Some multicultural community members have expressed disappointment after the Gippsland Multicultural Festival was postponed for a second time.
Organised by the Gippsland Ethnic Communities Council, the two-day annual event is usually held in March, but was rescheduled for May, and now September.
The event begins with the Gippsland Schools Festival scheduled on a Friday and ends on a Sunday with another celebration involving local ethnic communities.
Multicultural groups confirmed to The Express they were not informed of the rescheduling by GECC chair Dr Graham Dettrick.
Slavic Women of Gippsland president Anastasia Ivanova said her group was disappointed the festival, a showcase of the region’s cultural diversity, was moved to September after being postponed to May.
“People were quite upset because they’ve done their craftwork,” Ms Ivanova said.
She said the group had prepared traditional Russian embroidery that would be displayed at the festival.
Ms Ivanova said the group might reconsider joining the festival in September and had returned funding received from the Victorian Multicultural Commission for their participation in the annual festival.
Filipino Seniors of Gippsland secretary Thelma Davies said moving the festival to September may further dampen the community’s interest in the event, which has been running for seven years.
Mrs Davies said her group began preparing for their cultural presentation before March and had contacted Dr Dettrick to confirm the festival’s schedule, but they never received a reply. It was not until a chance meeting with Dr Dettrick when the group was told the festival would be held in May.
In a previous interview with The Express, Dr Dettrick said the festival had been pushed back to May because the performers were “not ready”.
However, Gippsland Indonesian Australian Association president Angela Scholten said Dr Dettrick phoned her before March saying the GECC decided to move the festival’s schedule to May because of a “lack of funding”.

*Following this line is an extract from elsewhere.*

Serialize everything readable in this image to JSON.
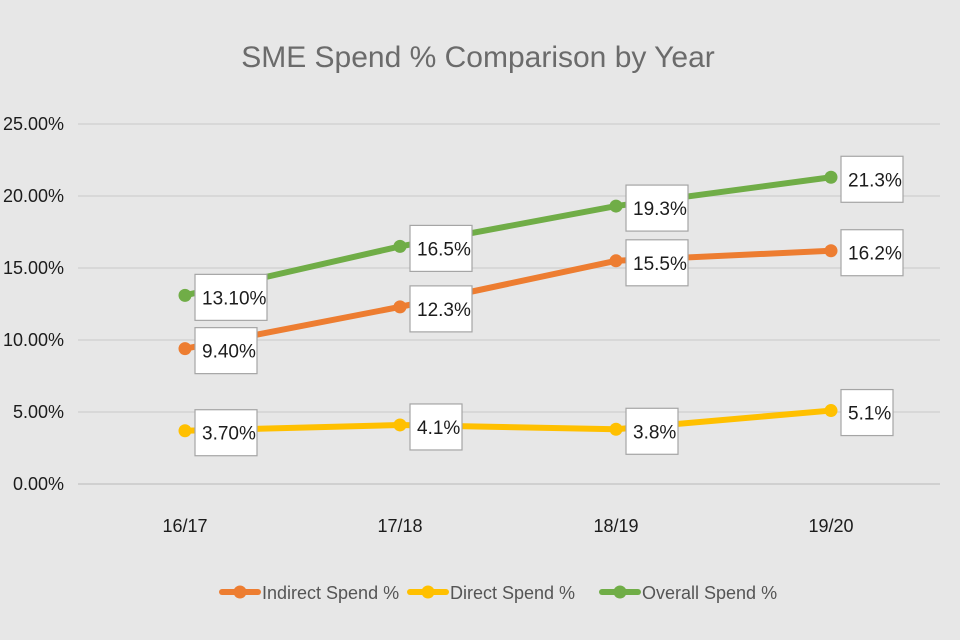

“I’m okay about it if there’s no funding to do it on time,” Ms Scholten said, adding she was not aware the festival had been moved again to September.
“It seems to me (the festival will) die off.”
Dr Dettrick said the issue was more complex than funding problems adding that the GIAA was not part of the planning discussion for the March festival.
He told The Express some ethnic communities were not told about the festival’s postponement, but “advised as many as we can”.
“It’s possible that we missed out informing some people,” Dr Dettrick said.
He confirmed the festival would be held on 27 September.
Dr Dettrick said the GECC moved the festival to May because he did not have enough people power to set it up, but that this decision turned out to be impractical “because of potential weather problems”.
Dr Dettrick said the council had decided to split the schools festival, which did go ahead in March, and the multicultural festival because hosting them on the same weekend was a large burden on volunteers and participants.
“I believe that anyone, with a little thought, will be able to see the effectiveness of the change of plan,” he said.